Fixed-Mortgage Rates Decline Slightly

By Mia Lamar

Fixed-mortgage rates in the U.S. moved somewhat lower over the past week, returning to near-record lows, according to Freddie Mac’s weekly survey of mortgage rates.

For the week ended Thursday, the 30-year fixed-rate mortgage averaged 3.9%, down from 3.95% the previous week and 4.87% a year ago. Rates on 15-year fixed-rate mortgages averaged 3.17%, down from 3.19% a week earlier and 4.15% a year ago.

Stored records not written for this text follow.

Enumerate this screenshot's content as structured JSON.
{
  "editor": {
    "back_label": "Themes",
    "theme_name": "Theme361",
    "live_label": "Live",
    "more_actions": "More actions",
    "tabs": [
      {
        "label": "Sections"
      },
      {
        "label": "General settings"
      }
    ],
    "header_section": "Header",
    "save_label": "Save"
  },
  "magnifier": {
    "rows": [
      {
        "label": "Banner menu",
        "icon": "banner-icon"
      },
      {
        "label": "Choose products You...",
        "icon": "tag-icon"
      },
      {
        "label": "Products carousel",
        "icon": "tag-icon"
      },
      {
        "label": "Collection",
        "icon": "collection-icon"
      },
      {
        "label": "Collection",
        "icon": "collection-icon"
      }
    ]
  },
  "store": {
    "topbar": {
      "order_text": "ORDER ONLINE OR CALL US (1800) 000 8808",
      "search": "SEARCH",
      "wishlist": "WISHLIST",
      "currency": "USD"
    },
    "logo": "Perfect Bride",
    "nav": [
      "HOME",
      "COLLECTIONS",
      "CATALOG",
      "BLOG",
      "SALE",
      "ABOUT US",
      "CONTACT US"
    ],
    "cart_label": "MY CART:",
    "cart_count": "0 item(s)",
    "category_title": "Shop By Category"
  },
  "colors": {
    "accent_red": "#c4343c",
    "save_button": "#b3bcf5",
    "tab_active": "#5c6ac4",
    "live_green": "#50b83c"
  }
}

“Fixed mortgage rates bottomed out in January and February of this year, which is helping spur the housing market,” said Frank Nothaft, vice president and chief economist of Freddie Mac. For example, an index that tracks contracts to buy previously owned homes rose in January from December to the highest level since April 2010.

Five-year Treasury-indexed hybrid adjustable-rate mortgages, or ARM, averaged 2.83%, up from the 2.8% rate averaged the prior week and down from 3.72% a year ago.

To obtain the rates, 30-year and 15-year fixed-rate mortgages required an average 0.8 point payment. Five-year and one-year adjustable rate mortgages required an average 0.7 point and 0.6 point payment, respectively. A point is 1% of the mortgage amount, charged as prepaid interest.